The Rutles se déroule sous la forme d’un documentaire rétrospectif, revenant en 1978 sur l’odyssée des Rutles du début à la fin des années 60, une façon ingénieuse (et inédite à l’époque) de se moquer gentiment des reportages télévisés, notamment les documentaires ringards de Tony Palmer pour ITV, bien plus que des Beatles eux-mêmes ! A cet égard, la partie la plus égratignante et la moins tendre envers John, Paul, George et Ringo n’arrive qu’en fin de film, lors de l’épisode obligatoire des démêlés juridiques et de la rupture finale, comme le montre cet entretien avec Eric Manchester (incarné par Michael Palin), avocat et attaché de presse de Rutle Corp., la boite de production du groupe en pleine déconfiture :

 

“ … Suddenly, everyone became amazingly litigious.

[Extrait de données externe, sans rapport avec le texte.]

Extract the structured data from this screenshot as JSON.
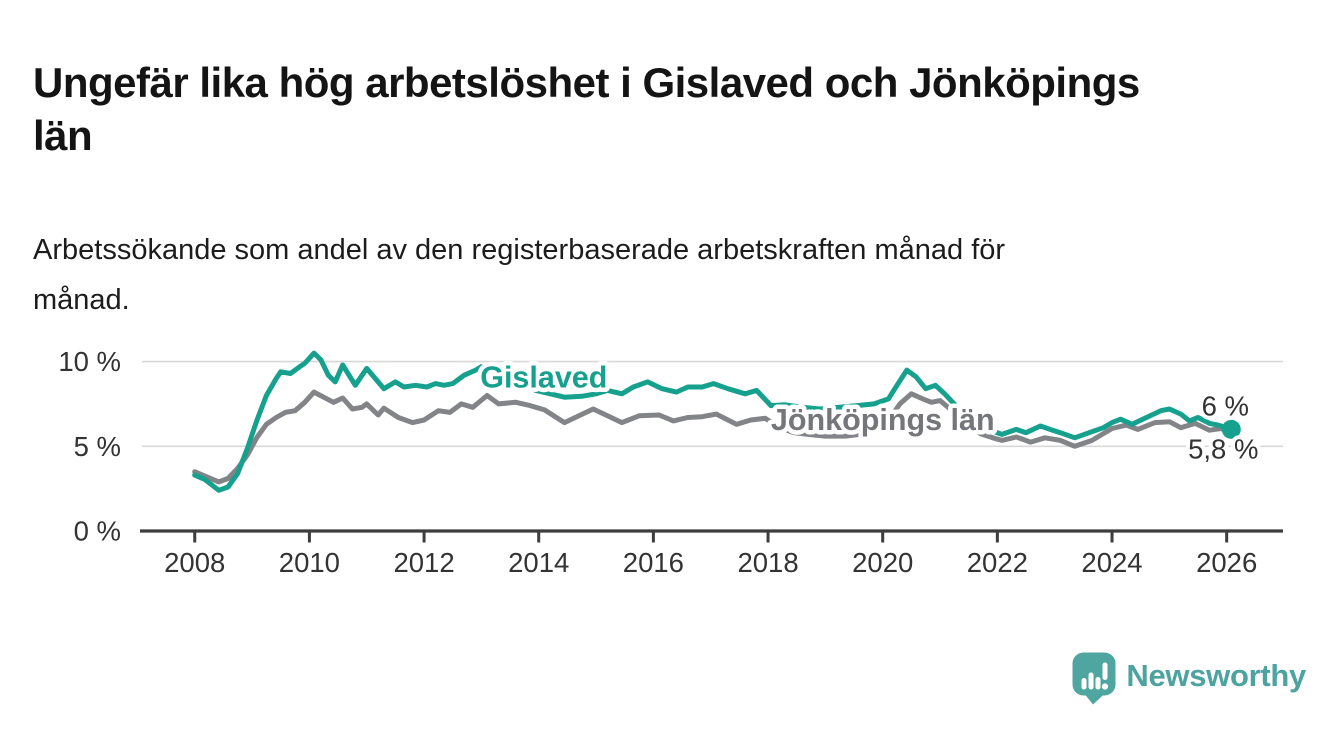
{
  "page": {
    "title": "Ungefär lika hög arbetslöshet i Gislaved och Jönköpings län",
    "title_lines": [
      "Ungefär lika hög arbetslöshet i Gislaved och Jönköpings",
      "län"
    ],
    "subtitle": "Arbetssökande som andel av den registerbaserade arbetskraften månad för månad.",
    "subtitle_lines": [
      "Arbetssökande som andel av den registerbaserade arbetskraften månad för",
      "månad."
    ]
  },
  "branding": {
    "logo_text": "Newsworthy",
    "logo_icon": "newsworthy-speech-bubble-bar-chart-icon",
    "logo_color": "#4CA3A0",
    "logo_mark_color": "#4FA6A1"
  },
  "chart_data": {
    "type": "line",
    "title": "Ungefär lika hög arbetslöshet i Gislaved och Jönköpings län",
    "subtitle": "Arbetssökande som andel av den registerbaserade arbetskraften månad för månad.",
    "x_unit": "år (månadsdata)",
    "y_unit": "%",
    "xlim": [
      2007.1,
      2027.0
    ],
    "ylim": [
      0,
      11.3
    ],
    "x_ticks": [
      2008,
      2010,
      2012,
      2014,
      2016,
      2018,
      2020,
      2022,
      2024,
      2026
    ],
    "x_tick_labels": [
      "2008",
      "2010",
      "2012",
      "2014",
      "2016",
      "2018",
      "2020",
      "2022",
      "2024",
      "2026"
    ],
    "y_ticks": [
      0,
      5,
      10
    ],
    "y_tick_labels": [
      "0 %",
      "5 %",
      "10 %"
    ],
    "y_gridlines": [
      5,
      10
    ],
    "grid": "horizontal",
    "legend_position": "inline-labels-on-lines",
    "axis_color": "#3d3d3d",
    "grid_color": "#d8d8d8",
    "tick_label_color": "#333333",
    "end_label_color": "#333333",
    "series": [
      {
        "name": "Jönköpings län",
        "color": "#828487",
        "label_color": "#75767A",
        "label_pos": {
          "x": 2018.05,
          "y": 6.55
        },
        "end_label": "5,8 %",
        "end_value": 5.8,
        "end_dot": false,
        "points": [
          [
            2008.0,
            3.5
          ],
          [
            2008.17,
            3.25
          ],
          [
            2008.42,
            2.9
          ],
          [
            2008.58,
            3.1
          ],
          [
            2008.75,
            3.7
          ],
          [
            2008.92,
            4.5
          ],
          [
            2009.08,
            5.5
          ],
          [
            2009.25,
            6.3
          ],
          [
            2009.42,
            6.7
          ],
          [
            2009.58,
            7.0
          ],
          [
            2009.75,
            7.1
          ],
          [
            2009.92,
            7.6
          ],
          [
            2010.08,
            8.2
          ],
          [
            2010.25,
            7.9
          ],
          [
            2010.42,
            7.6
          ],
          [
            2010.58,
            7.85
          ],
          [
            2010.75,
            7.2
          ],
          [
            2010.92,
            7.3
          ],
          [
            2011.0,
            7.5
          ],
          [
            2011.2,
            6.85
          ],
          [
            2011.3,
            7.25
          ],
          [
            2011.55,
            6.7
          ],
          [
            2011.8,
            6.4
          ],
          [
            2012.0,
            6.55
          ],
          [
            2012.25,
            7.1
          ],
          [
            2012.45,
            7.0
          ],
          [
            2012.65,
            7.5
          ],
          [
            2012.85,
            7.3
          ],
          [
            2013.1,
            8.0
          ],
          [
            2013.3,
            7.5
          ],
          [
            2013.6,
            7.6
          ],
          [
            2013.85,
            7.4
          ],
          [
            2014.1,
            7.15
          ],
          [
            2014.45,
            6.4
          ],
          [
            2014.7,
            6.8
          ],
          [
            2014.95,
            7.2
          ],
          [
            2015.2,
            6.8
          ],
          [
            2015.45,
            6.4
          ],
          [
            2015.75,
            6.8
          ],
          [
            2016.1,
            6.85
          ],
          [
            2016.35,
            6.5
          ],
          [
            2016.6,
            6.7
          ],
          [
            2016.85,
            6.75
          ],
          [
            2017.1,
            6.9
          ],
          [
            2017.45,
            6.3
          ],
          [
            2017.7,
            6.55
          ],
          [
            2017.95,
            6.65
          ],
          [
            2018.2,
            6.1
          ],
          [
            2018.45,
            5.8
          ],
          [
            2018.7,
            5.7
          ],
          [
            2019.0,
            5.6
          ],
          [
            2019.35,
            5.6
          ],
          [
            2019.7,
            5.75
          ],
          [
            2019.95,
            6.0
          ],
          [
            2020.1,
            6.5
          ],
          [
            2020.3,
            7.5
          ],
          [
            2020.5,
            8.1
          ],
          [
            2020.7,
            7.8
          ],
          [
            2020.85,
            7.6
          ],
          [
            2021.0,
            7.7
          ],
          [
            2021.25,
            7.0
          ],
          [
            2021.5,
            6.2
          ],
          [
            2021.7,
            5.75
          ],
          [
            2021.92,
            5.5
          ],
          [
            2022.08,
            5.35
          ],
          [
            2022.33,
            5.55
          ],
          [
            2022.58,
            5.25
          ],
          [
            2022.83,
            5.5
          ],
          [
            2023.1,
            5.35
          ],
          [
            2023.35,
            5.0
          ],
          [
            2023.65,
            5.35
          ],
          [
            2024.0,
            6.05
          ],
          [
            2024.25,
            6.25
          ],
          [
            2024.45,
            6.0
          ],
          [
            2024.75,
            6.4
          ],
          [
            2025.0,
            6.45
          ],
          [
            2025.2,
            6.1
          ],
          [
            2025.45,
            6.35
          ],
          [
            2025.7,
            5.95
          ],
          [
            2025.9,
            6.05
          ],
          [
            2026.08,
            5.8
          ]
        ]
      },
      {
        "name": "Gislaved",
        "color": "#16A18E",
        "label_color": "#16A18E",
        "label_pos": {
          "x": 2012.98,
          "y": 9.05
        },
        "end_label": "6 %",
        "end_value": 6.0,
        "end_dot": true,
        "points": [
          [
            2008.0,
            3.3
          ],
          [
            2008.17,
            3.05
          ],
          [
            2008.42,
            2.4
          ],
          [
            2008.58,
            2.6
          ],
          [
            2008.75,
            3.4
          ],
          [
            2008.92,
            4.9
          ],
          [
            2009.08,
            6.5
          ],
          [
            2009.25,
            8.0
          ],
          [
            2009.42,
            9.0
          ],
          [
            2009.5,
            9.4
          ],
          [
            2009.67,
            9.3
          ],
          [
            2009.83,
            9.7
          ],
          [
            2009.92,
            9.9
          ],
          [
            2010.08,
            10.5
          ],
          [
            2010.2,
            10.1
          ],
          [
            2010.33,
            9.2
          ],
          [
            2010.45,
            8.8
          ],
          [
            2010.58,
            9.8
          ],
          [
            2010.8,
            8.6
          ],
          [
            2011.0,
            9.6
          ],
          [
            2011.3,
            8.4
          ],
          [
            2011.5,
            8.8
          ],
          [
            2011.65,
            8.5
          ],
          [
            2011.85,
            8.6
          ],
          [
            2012.05,
            8.5
          ],
          [
            2012.2,
            8.7
          ],
          [
            2012.35,
            8.6
          ],
          [
            2012.5,
            8.7
          ],
          [
            2012.7,
            9.2
          ],
          [
            2012.9,
            9.5
          ],
          [
            2013.0,
            9.7
          ],
          [
            2013.2,
            9.4
          ],
          [
            2013.45,
            9.0
          ],
          [
            2013.7,
            8.6
          ],
          [
            2013.95,
            8.3
          ],
          [
            2014.2,
            8.1
          ],
          [
            2014.45,
            7.9
          ],
          [
            2014.75,
            7.95
          ],
          [
            2015.0,
            8.1
          ],
          [
            2015.2,
            8.3
          ],
          [
            2015.45,
            8.1
          ],
          [
            2015.65,
            8.5
          ],
          [
            2015.9,
            8.8
          ],
          [
            2016.15,
            8.4
          ],
          [
            2016.4,
            8.2
          ],
          [
            2016.6,
            8.5
          ],
          [
            2016.85,
            8.5
          ],
          [
            2017.05,
            8.7
          ],
          [
            2017.3,
            8.4
          ],
          [
            2017.6,
            8.1
          ],
          [
            2017.8,
            8.3
          ],
          [
            2018.05,
            7.4
          ],
          [
            2018.3,
            7.45
          ],
          [
            2018.6,
            7.3
          ],
          [
            2018.9,
            7.2
          ],
          [
            2019.25,
            7.3
          ],
          [
            2019.55,
            7.4
          ],
          [
            2019.85,
            7.5
          ],
          [
            2020.1,
            7.8
          ],
          [
            2020.25,
            8.6
          ],
          [
            2020.42,
            9.5
          ],
          [
            2020.58,
            9.1
          ],
          [
            2020.75,
            8.4
          ],
          [
            2020.92,
            8.6
          ],
          [
            2021.08,
            8.1
          ],
          [
            2021.33,
            7.2
          ],
          [
            2021.58,
            6.3
          ],
          [
            2021.75,
            6.0
          ],
          [
            2021.92,
            5.9
          ],
          [
            2022.08,
            5.7
          ],
          [
            2022.33,
            6.0
          ],
          [
            2022.5,
            5.8
          ],
          [
            2022.75,
            6.2
          ],
          [
            2022.92,
            6.0
          ],
          [
            2023.1,
            5.8
          ],
          [
            2023.35,
            5.5
          ],
          [
            2023.6,
            5.8
          ],
          [
            2023.85,
            6.1
          ],
          [
            2024.0,
            6.4
          ],
          [
            2024.15,
            6.6
          ],
          [
            2024.35,
            6.3
          ],
          [
            2024.6,
            6.7
          ],
          [
            2024.85,
            7.1
          ],
          [
            2025.0,
            7.2
          ],
          [
            2025.2,
            6.9
          ],
          [
            2025.35,
            6.5
          ],
          [
            2025.5,
            6.7
          ],
          [
            2025.7,
            6.35
          ],
          [
            2025.85,
            6.25
          ],
          [
            2026.0,
            6.1
          ],
          [
            2026.08,
            6.0
          ]
        ]
      }
    ]
  }
}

I remember I’d get up in the morning. Sue someone. Check in the papers that I hadn’t been fired. Go to the office. Sue someone. Pick up the morning’s writs. Sue the bank. Go out for lunch. Sue the restaurant. Get back in, collect the writs that had been received that afternoon. Read the papers. Phone the papers. Sue the papers. Then go home. Sue the wife…”

 

Le narrateur en rajoute à propos de cette douloureuse rupture :

 

“… In the midst of all this public bickering, « Let it Rot » was released as a film, an album, and a lawsuit. In 1970, Dirk sued Stig, Nasty, and Barry. Barry sued Dirk, Nasty, and Stig. Nasty sued Barry, Dirk, and Stig. And Stig sued himself accidentally. It was the beginning of a golden era for lawyers, but for the Rutles, it was the beginning of the end…”

 

A part ces passages obligés (et rendus hilarants par une écriture comique d’une précision incroyable – au point que nous avons préféré (par paresse ?) ne pas traduire ces extraits), la carrière des Beatles est dans l’ensemble revue et corrigée avec beaucoup de respect et de dévotion. Il ne s’agit pas ici de « tailler un costard » sur-mesure aux quatre de Liverpool, bien au contraire! Idle a de toute évidence une grande affection pour ce sujet qu’il aborde de manière chaleureuse, bon enfant et respectueuse plutôt qu’ouvertement moqueuse, les Beatles étant de toute façon les premiers à faire les gugusses et à ne jamais se prendre au sérieux… à l’exception notable de Paul, bien entendu !…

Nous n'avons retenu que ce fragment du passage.